— Au service de Votre Altesse Royale.
— Merci! Laissez-nous, Montalais.
Montalais sortit.
— Vous avez bien quelques minutes à me donner, n’est-ce pas, monsieur de Bragelonne?
— Toute ma vie appartient à Votre Altesse Royale, repartit avec respect Raoul, qui devinait quelque chose de sombre sous toutes ces politesses de Madame, et à qui ce sombre ne déplaisait pas, persuadé qu’il était d’une certaine affinité des sentiments de Madame avec les siens.
En effet, ce caractère étrange de la princesse, tous les gens intelligents de la Cour en connaissaient la volonté capricieuse et le fantasque despotisme.

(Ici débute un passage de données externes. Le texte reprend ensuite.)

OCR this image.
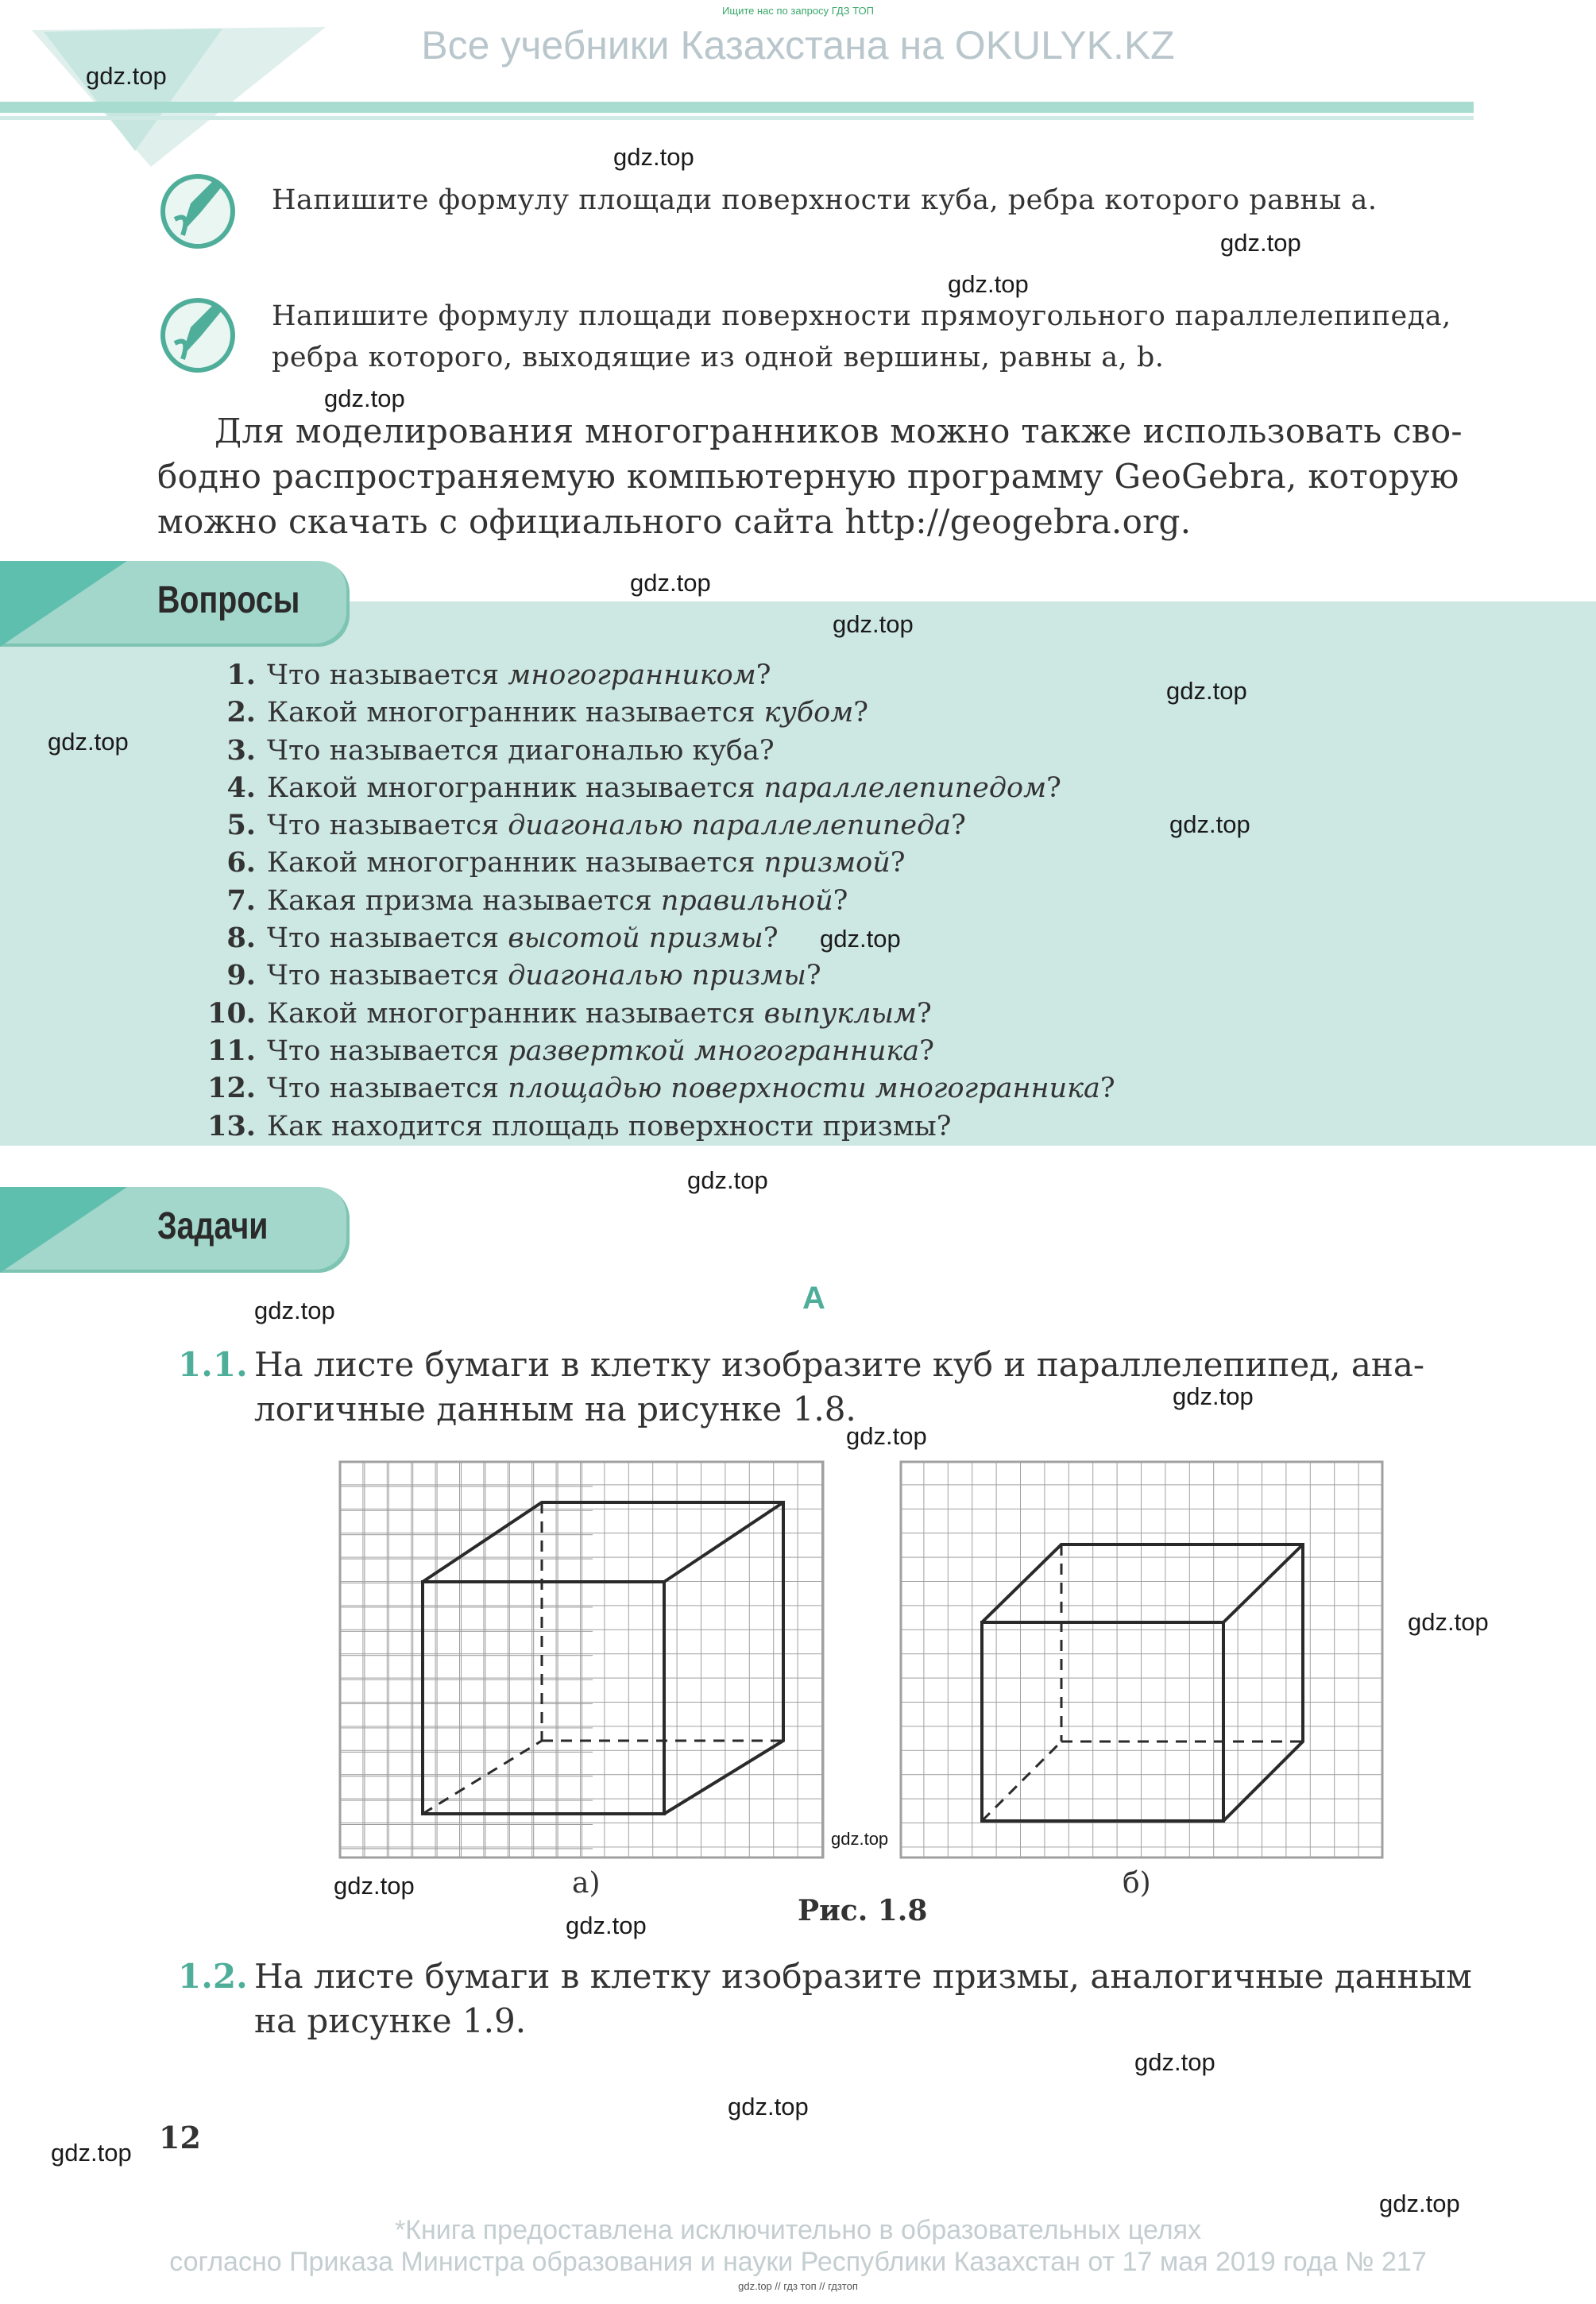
Ищите нас по запросу ГДЗ ТОП
Все учебники Казахстана на OKULYK.KZ
Напишите формулу площади поверхности куба, ребра которого равны а.
Напишите формулу площади поверхности прямоугольного параллелепипеда, ребра которого, выходящие из одной вершины, равны а, b.

Для моделирования многогранников можно также использовать сво-
бодно распространяемую компьютерную программу GeoGebra, которую
можно скачать с официального сайта http://geogebra.org.

Вопросы
1. Что называется многогранником?
2. Какой многогранник называется кубом?
3. Что называется диагональю куба?
4. Какой многогранник называется параллелепипедом?
5. Что называется диагональю параллелепипеда?
6. Какой многогранник называется призмой?
7. Какая призма называется правильной?
8. Что называется высотой призмы?
9. Что называется диагональю призмы?
10. Какой многогранник называется выпуклым?
11. Что называется разверткой многогранника?
12. Что называется площадью поверхности многогранника?
13. Как находится площадь поверхности призмы?
Задачи
А
1.1. На листе бумаги в клетку изобразите куб и параллелепипед, ана-
логичные данным на рисунке 1.8.
а)	б)
Рис. 1.8
1.2. На листе бумаги в клетку изобразите призмы, аналогичные данным
на рисунке 1.9.
12
*Книга предоставлена исключительно в образовательных целях
согласно Приказа Министра образования и науки Республики Казахстан от 17 мая 2019 года № 217
gdz.top // гдз топ // гдзтоп
gdz.top
gdz.top
gdz.top
gdz.top
gdz.top
gdz.top
gdz.top
gdz.top
gdz.top
gdz.top
gdz.top
gdz.top
gdz.top
gdz.top
gdz.top
gdz.top
gdz.top
gdz.top
gdz.top
gdz.top
gdz.top
gdz.top
gdz.top
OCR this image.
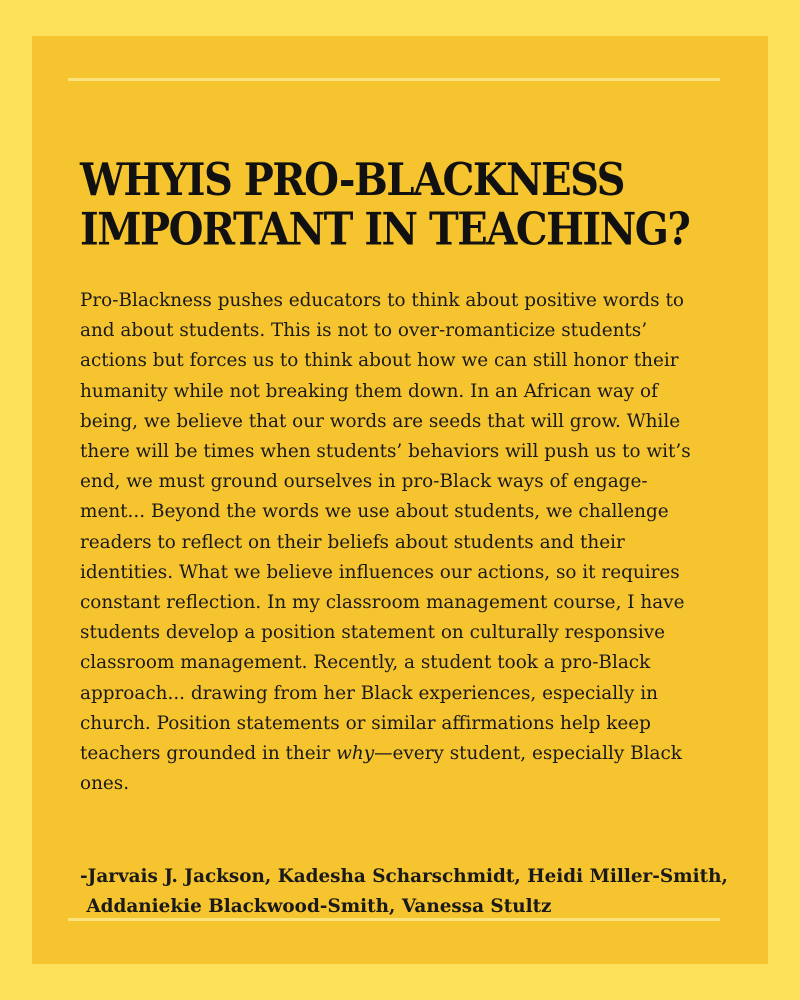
WHYIS PRO-BLACKNESS
IMPORTANT IN TEACHING?

Pro-Blackness pushes educators to think about positive words to
and about students. This is not to over-romanticize students’
actions but forces us to think about how we can still honor their
humanity while not breaking them down. In an African way of
being, we believe that our words are seeds that will grow. While
there will be times when students’ behaviors will push us to wit’s
end, we must ground ourselves in pro-Black ways of engage-
ment... Beyond the words we use about students, we challenge
readers to reflect on their beliefs about students and their
identities. What we believe influences our actions, so it requires
constant reflection. In my classroom management course, I have
students develop a position statement on culturally responsive
classroom management. Recently, a student took a pro-Black
approach... drawing from her Black experiences, especially in
church. Position statements or similar affirmations help keep
teachers grounded in their why—every student, especially Black
ones.

-Jarvais J. Jackson, Kadesha Scharschmidt, Heidi Miller-Smith,
Addaniekie Blackwood-Smith, Vanessa Stultz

Madame avait été flattée outre mesure des hommages du roi; Madame avait fait parler d’elle et inspiré à la reine cette jalousie mortelle qui est le ver rongeur de toutes les félicités féminines; Madame, en un mot, pour guérir un orgueil blessé, s’était fait un cœur amoureux.
Nous savons, nous, ce que Madame avait fait pour rappeler Raoul, éloigné par Louis XIV. Sa lettre à Charles II, Raoul ne la connaissait pas; mais d’Artagnan l’avait bien devinée.
Cet inexplicable mélange de l’amour et de la vanité, ces tendresses inouïes, ces perfidies énormes, qui les expliquera? Personne, pas même l’ange mauvais qui allume la coquetterie au cœur des femmes.
— Monsieur de Bragelonne, dit la princesse après un silence, êtes-vous revenu content?